JEL: It was both satisfying and dismaying. There were things I liked which pleased and surprised me and other things I found clunky. I did what I could to hone the language while still keeping the original feel of the stories. I didn’t want to undertake major overhauls. That seemed both overwhelming and unnecessary. With practice, every writer improves in terms of craft. I tried to bring what I’ve learned into the older stories. And I removed some stories I thought didn’t quite work anymore. In that way, the stories felt fresher, and the process allowed me to re-engage with the material more deeply.

JD: Preparing this collection has brought you back to the short story form, after a recent focus on the novel (Jan is the author of the novel, Thicker Than Blood, published by Fomite Press in 2015, and is currently working on a new novel). How did that feel? Does working on short stories versus a novel demand different habits or approaches, in your view?

JEL: The short story is still my first love. I like the process of working on a novel, of having a big mass of material that I can stretch and manipulate and into which I can thread strands. I like the task of building a world and populating it with more people than I can comfortably put in a short story. However, I also love the tautness of a short story, the intense payoff of the shorter time frame, the small dramas that have large consequences. I like being able to hold the arc in my head and tighten the elements, the language, and the rhythms. They say novels take longer to write, but I spent about seven years on the novel while the short stories span nearly 20 years of writing.

JD: What is your writing routine at this time? And I’ve got to ask: coffee or tea when you’re writing?

JEL: Chinese black tea only these days. Too much caffeine is no longer my friend. I am a morning writer, almost exclusively. I can revise in the afternoons, but the mornings are my best times for generating material. I mostly write at the Writers Workspace, which is a cooperative space three blocks from my house. I am lucky to have that resource nearby. It’s a great quiet atmosphere where I can really concentrate, unlike my home where I’m easily distracted.

JD: Can you tell us a little about what you’re working on now?

JEL: I am working on a novel with two alternating points of view: two women who grow up in the same rural college town. They exist on parallel tracks due to social class, but their lives intersect over a shared experience. I am interested in the ways in which two people can grow up in the same small town but because of income and family expectations, their lives take very different paths. There’s been a lot of attention lately given to the “Two Americas,” and I want to explore this theme in a “town-and-gown” setting.

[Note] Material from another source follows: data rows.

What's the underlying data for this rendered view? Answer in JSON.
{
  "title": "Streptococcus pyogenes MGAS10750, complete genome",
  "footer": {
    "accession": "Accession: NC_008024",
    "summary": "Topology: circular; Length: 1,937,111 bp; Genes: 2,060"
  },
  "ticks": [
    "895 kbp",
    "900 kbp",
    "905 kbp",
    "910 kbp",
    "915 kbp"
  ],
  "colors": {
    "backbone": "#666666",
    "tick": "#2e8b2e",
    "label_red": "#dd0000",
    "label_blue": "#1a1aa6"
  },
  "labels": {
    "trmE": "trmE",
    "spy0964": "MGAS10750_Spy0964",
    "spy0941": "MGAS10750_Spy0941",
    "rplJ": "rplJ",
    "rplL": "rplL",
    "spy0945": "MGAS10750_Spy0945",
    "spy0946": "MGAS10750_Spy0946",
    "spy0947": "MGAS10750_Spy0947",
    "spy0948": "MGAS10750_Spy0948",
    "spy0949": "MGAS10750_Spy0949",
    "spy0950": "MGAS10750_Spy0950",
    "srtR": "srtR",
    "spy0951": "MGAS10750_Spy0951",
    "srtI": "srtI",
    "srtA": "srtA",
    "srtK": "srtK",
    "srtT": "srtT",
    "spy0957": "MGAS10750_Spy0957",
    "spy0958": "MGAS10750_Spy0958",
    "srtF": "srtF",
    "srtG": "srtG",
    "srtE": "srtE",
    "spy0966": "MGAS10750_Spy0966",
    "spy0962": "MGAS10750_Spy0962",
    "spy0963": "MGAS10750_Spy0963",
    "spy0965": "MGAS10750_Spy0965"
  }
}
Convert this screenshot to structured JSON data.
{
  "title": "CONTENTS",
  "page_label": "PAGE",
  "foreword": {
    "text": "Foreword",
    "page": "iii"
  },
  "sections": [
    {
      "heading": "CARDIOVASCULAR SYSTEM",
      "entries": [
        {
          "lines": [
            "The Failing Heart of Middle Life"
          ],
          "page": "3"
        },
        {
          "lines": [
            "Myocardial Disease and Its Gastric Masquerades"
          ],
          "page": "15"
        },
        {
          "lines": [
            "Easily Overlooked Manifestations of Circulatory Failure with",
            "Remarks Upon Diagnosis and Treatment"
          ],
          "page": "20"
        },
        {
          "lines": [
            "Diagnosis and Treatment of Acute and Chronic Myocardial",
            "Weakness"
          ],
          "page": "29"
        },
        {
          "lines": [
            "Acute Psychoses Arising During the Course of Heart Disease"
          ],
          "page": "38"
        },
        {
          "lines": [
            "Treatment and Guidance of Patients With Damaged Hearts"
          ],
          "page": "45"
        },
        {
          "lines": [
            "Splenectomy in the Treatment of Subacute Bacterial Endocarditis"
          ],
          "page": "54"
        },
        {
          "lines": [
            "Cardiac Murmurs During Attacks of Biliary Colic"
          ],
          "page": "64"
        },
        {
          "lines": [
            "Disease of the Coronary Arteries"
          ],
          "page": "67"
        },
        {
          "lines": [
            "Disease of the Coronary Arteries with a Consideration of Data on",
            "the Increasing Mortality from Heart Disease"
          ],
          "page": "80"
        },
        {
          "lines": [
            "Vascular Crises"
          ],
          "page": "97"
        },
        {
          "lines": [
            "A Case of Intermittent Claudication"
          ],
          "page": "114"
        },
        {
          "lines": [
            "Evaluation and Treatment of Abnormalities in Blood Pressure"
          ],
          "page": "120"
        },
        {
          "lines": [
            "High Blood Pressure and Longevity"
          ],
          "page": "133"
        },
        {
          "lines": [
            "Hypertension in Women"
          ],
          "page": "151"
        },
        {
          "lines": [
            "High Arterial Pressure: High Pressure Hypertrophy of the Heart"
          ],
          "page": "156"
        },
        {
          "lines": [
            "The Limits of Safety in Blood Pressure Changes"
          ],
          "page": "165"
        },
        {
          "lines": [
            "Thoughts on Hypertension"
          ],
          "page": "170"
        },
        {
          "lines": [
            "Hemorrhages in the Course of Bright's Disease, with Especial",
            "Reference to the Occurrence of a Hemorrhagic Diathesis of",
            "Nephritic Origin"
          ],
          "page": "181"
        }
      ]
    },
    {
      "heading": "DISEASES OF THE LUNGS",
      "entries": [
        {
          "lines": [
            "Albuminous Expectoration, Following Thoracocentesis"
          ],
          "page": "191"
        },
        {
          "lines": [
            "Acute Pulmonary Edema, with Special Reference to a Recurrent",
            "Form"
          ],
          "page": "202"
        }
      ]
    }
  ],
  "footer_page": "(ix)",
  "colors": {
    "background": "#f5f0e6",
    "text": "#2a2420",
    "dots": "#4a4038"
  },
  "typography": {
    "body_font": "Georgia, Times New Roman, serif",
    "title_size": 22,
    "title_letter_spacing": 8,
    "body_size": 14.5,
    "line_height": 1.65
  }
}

I enjoy research, and this project has allowed me to read about the Iraq War, homeschooling, and the anti-vaxxer movement, as well as Caribbean literature, Greek mythology, and massage therapy certification programs. Ultimately, it’s a novel about forgiveness and what constitutes home and family.

Janice Deal

Janice Deal is the author of The Decline of Pigeons, a short story collection published by Queen’s Ferry Press and a finalist in the Flannery O’Connor Award for Short Fiction. Six of the nine stories, which detail the sometimes bitter, sometimes transcendent ways that people cope with the inevitability of loss, have appeared in literary magazines including The Sun, CutBank, the Ontario Review, The Carolina Quarterly, StoryQuarterly, and New Letters.